NASEN will only collaborate with researchers that adhere to the following criteria:
1) the research must contribute to and further the discourse regarding syringe exchange and Harm Reduction;
and 2) there must be a tangible benefit (i.e., compensation) provided to the individual(s) and/or the organizations that participate in the research.
NASEN does not require participation in research as a condition of Buyers Club membership or for listing on the NASEN SSP Directory. Participation is entirely voluntary.
Pictured from left to right first row: Dave Purchase, Rod Sorge, Dan Bigg, Stephanie Comer, Sara Kershnar, Charles Collins, Jon Paul Hammond second row: facilitator, Pat Garrett, Ricky Bluthenthal, Renee Edgington, Edith Springer, Joyce Rivera, Lisa Moore third row: Scott Stokes, George Clark, Delia Garcia, Heather Edney, Mark Gerse, Kevin Zeese, Gerald Lenoir
Project NEXUS is a survey of people who use drugs at 6 syringe services programs across the U.S. The aim of this survey is to learn more about the health, substance use behaviors, HIV/HCV prevalence, and access to and use of prevention services among people who use drugs – especially in non-urban areas of the country that are not typically included in large surveys. SSPs will be randomly selected and invited to participate. Project sites will enroll up to 300 participants in a 30-minute survey with HIV and HCV testing. SSPs will be financially supported to implement the survey, and all participants will receive an incentive for completing the survey and HIV/HCV testing.
Organized syringe service in the US began when Dave Purchase set a TV dinner table on a street in Tacoma, WA in 1988. The number of programs grew rapidly over the next several years and NASEN was founded in 1992. NASEN began holding an annual conference for information exchange and mutual support by programs. The plenary talk at these initial conferences was entitled “syringe exchange in the known universe,” and provided information on SEP activities in the US and both national and international research on SEPs.

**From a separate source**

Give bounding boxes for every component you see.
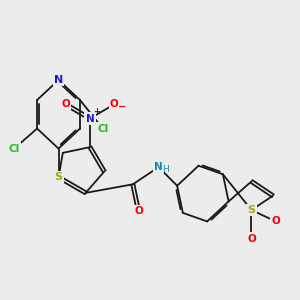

With the continuing growth of SEPs in the US, it became clear that a formal mechanism for collecting information about SEPs in the country was needed to inform the SEP community, public health departments, and the US government. In 1994, NASEN and the Chemical Dependency research unit of Beth Israel Medical Center in New York City initiated the first annual National Syringe Exchange Survey with funding from amFAR.
The survey has provided information on the numbers of syringe service programs, their organizational characteristics, the numbers of syringes distributed and other services provided by the programs. The information has been used to inform the public and public officials of the critical importance of the programs, and to obtain funding for the programs. One important function of the annual surveys has been to document the evolution of the programs into multi-service organizations that address the many health and social service needs of people who use drugs in the US.

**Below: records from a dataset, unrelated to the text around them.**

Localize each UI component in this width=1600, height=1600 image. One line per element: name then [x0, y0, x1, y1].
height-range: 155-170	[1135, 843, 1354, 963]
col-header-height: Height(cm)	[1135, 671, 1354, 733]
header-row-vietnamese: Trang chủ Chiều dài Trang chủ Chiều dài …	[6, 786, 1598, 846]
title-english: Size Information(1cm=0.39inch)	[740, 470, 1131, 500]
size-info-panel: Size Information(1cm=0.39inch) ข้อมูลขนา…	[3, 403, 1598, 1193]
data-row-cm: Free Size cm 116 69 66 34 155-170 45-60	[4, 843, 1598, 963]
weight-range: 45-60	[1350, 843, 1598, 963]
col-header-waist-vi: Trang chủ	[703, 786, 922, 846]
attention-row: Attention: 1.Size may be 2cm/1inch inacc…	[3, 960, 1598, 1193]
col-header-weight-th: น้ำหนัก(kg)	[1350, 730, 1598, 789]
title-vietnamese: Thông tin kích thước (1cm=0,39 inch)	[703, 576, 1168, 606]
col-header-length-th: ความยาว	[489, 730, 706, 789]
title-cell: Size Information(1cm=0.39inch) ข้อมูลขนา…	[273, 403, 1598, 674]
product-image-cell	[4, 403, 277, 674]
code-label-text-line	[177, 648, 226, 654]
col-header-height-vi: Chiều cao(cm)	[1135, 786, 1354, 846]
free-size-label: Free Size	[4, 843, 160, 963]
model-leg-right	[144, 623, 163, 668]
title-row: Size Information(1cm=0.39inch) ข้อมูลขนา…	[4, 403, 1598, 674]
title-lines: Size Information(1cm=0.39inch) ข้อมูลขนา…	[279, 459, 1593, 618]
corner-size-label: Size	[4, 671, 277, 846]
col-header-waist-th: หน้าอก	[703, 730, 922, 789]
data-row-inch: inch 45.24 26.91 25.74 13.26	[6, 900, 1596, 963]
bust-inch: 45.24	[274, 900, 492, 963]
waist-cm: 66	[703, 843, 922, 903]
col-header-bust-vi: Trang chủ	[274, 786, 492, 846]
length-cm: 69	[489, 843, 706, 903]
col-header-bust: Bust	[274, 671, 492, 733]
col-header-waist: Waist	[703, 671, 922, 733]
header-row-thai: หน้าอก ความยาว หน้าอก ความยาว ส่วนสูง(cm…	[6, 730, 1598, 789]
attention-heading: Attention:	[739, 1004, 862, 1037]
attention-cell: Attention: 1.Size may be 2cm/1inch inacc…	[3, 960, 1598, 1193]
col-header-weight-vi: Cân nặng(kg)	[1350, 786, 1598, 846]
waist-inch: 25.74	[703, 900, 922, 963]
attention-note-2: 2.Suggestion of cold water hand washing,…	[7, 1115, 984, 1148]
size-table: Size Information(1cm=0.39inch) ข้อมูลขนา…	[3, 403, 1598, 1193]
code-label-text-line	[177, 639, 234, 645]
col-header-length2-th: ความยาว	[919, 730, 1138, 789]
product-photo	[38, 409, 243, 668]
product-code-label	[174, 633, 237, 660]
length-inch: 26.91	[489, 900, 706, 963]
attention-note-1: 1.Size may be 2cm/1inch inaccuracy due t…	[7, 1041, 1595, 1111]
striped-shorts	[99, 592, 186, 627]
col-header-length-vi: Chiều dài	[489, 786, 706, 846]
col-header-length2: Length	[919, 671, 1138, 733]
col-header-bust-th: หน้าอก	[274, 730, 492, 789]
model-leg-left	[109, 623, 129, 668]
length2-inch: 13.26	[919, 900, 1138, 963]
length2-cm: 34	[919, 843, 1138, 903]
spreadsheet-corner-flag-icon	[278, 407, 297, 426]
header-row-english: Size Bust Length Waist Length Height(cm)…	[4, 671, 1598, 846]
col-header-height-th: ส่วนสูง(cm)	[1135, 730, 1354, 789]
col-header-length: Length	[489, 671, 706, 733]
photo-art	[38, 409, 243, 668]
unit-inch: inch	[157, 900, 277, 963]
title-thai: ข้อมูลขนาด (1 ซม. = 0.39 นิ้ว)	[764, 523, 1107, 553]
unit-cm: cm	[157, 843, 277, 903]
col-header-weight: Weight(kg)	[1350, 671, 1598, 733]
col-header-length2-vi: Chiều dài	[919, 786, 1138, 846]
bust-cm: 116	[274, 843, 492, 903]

The National Syringe Exchange Survey was renamed as the Dave Purchase Memorial Survey after Dave’s passing.
The opioid epidemic, the overdose epidemic, COVID-19 pandemic, and increasing federal support for drug user health have created new challenges and opportunities for SSPs in the US. The Dave Purchase Memorial Survey will continue to collect, analyze and provide information to the SSP community and to public health officials during these interesting times.